The huge loss of family members and dear friends hangs heavily on elderly shoulders. But, these dilemmas can be met and reduced by training your food serving team and employees about kindness and friendliness.
Knowing how to approach older adults with these skills and adding care to that list is not a talent one is born with. It is a learned skill.
Once your team becomes aware of this resolution and practices being amiable, it can spread to include not only residents but also coworkers and administration. Needless to say, adopting these kindness-based skills will improve their personal lives outside of the working day.
Friendliness goes in hand with kindness. Adding these skills to your training and practice sessions is imperative.
The newly learned skills will set the ambiance in any dining room. It will create warmth to the table, reminiscent of the dining room in the home they left behind.
In turn, this improves their nutrition and becomes a connection of healthcare to hospitality, harmony, and happiness. All of these words lead to the word ‘care.’

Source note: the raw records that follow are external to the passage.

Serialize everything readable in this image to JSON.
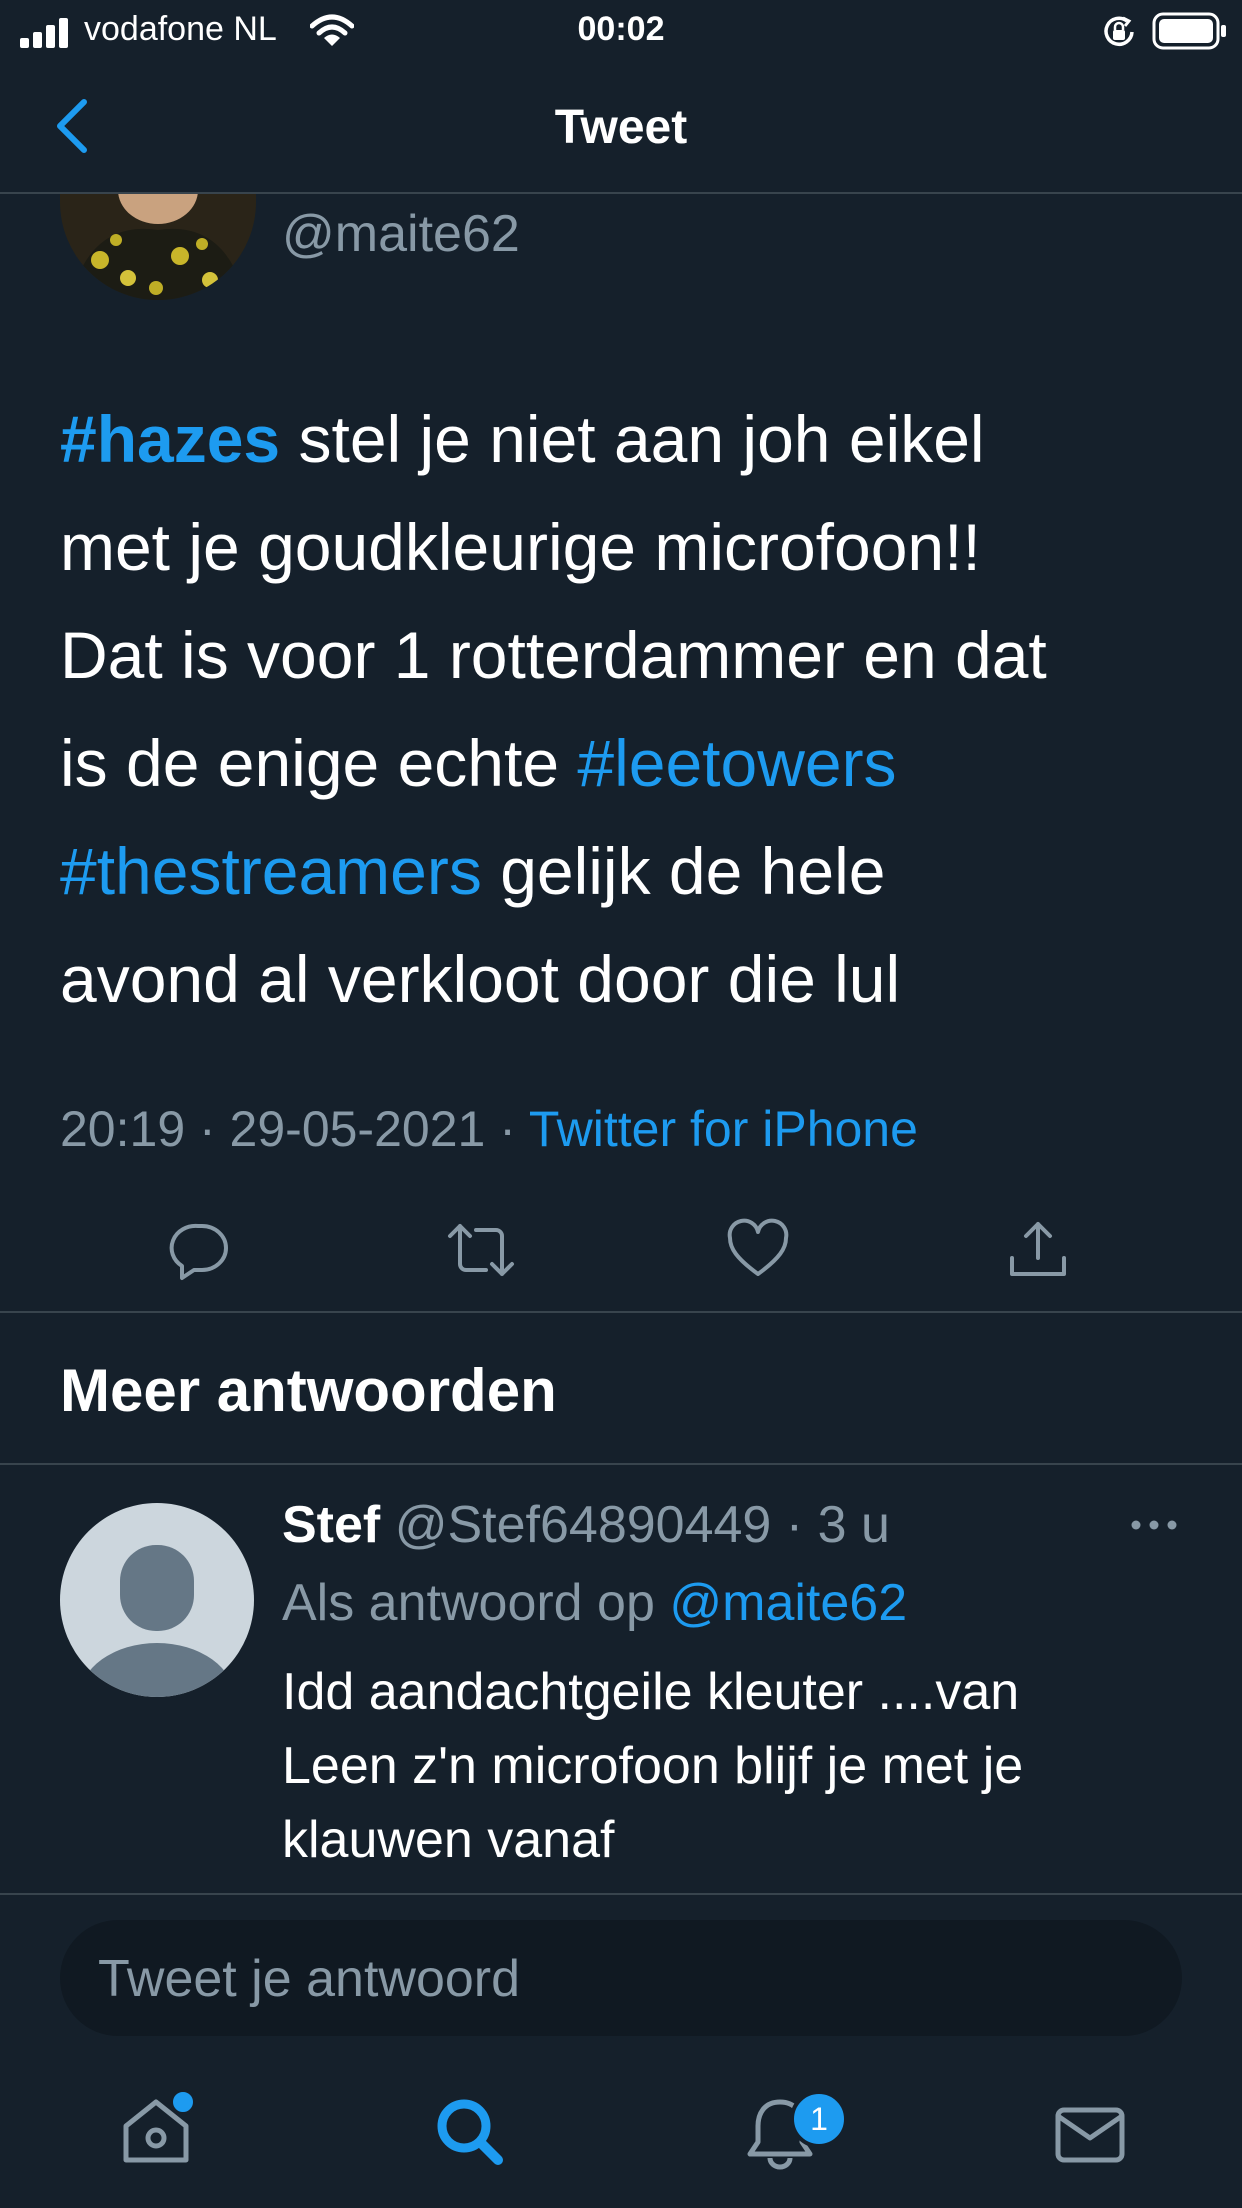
{
  "status_bar": {
    "carrier": "vodafone NL",
    "time": "00:02"
  },
  "header": {
    "title": "Tweet"
  },
  "tweet": {
    "handle": "@maite62",
    "text_lines": [
      {
        "tag": "#hazes",
        "text": " stel je niet aan joh eikel"
      },
      {
        "text": "met je goudkleurige microfoon!!"
      },
      {
        "text": "Dat is voor 1 rotterdammer en dat"
      },
      {
        "text": "is de enige echte ",
        "tag": "#leetowers"
      },
      {
        "tag": "#thestreamers",
        "text": " gelijk de hele"
      },
      {
        "text": "avond al verkloot door die lul"
      }
    ],
    "timestamp": "20:19 · 29-05-2021 · ",
    "source": "Twitter for iPhone"
  },
  "more_replies": {
    "title": "Meer antwoorden"
  },
  "reply": {
    "name": "Stef",
    "handle": "@Stef64890449",
    "time": " · 3 u",
    "context_prefix": "Als antwoord op ",
    "mention": "@maite62",
    "text_lines": [
      "Idd aandachtgeile kleuter ....van",
      "Leen z'n microfoon blijf je met je",
      "klauwen vanaf"
    ]
  },
  "composer": {
    "placeholder": "Tweet je antwoord"
  },
  "tab_bar": {
    "notifications_count": "1"
  },
  "colors": {
    "background": "#15202b",
    "accent": "#1d9bf0",
    "secondary_text": "#8899a6",
    "divider": "#38444d"
  }
}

It’s what is desired most in Long Term Care and assisted living communities. Allow your employees to care about their work, the residents they serve, the team they work with, and the company they work for. Let them commit. Once employees incorporate these assets from your training and discussion meetings, they will form a desired way of life.
Kind Dining® curriculum is uniquely designed to improve the lives of those working and living in senior and assisted care communities.
Hospitality is a universal language and core to skills necessary to your food serving staff.
Remember that your dining service is central to the success of your community. Kind Dining® training guides your food servers into being your company’s most valuable asset.
A few important facts to remember for now and the future are: mealtimes market your community, residents spend 60% of their day focused on mealtimes, investing in your employees is the effective path to culture change, the organization’s success, and kindness is a healthy habit.
Be ♥ Kind Tip: Remember that kindness is a healthy habit!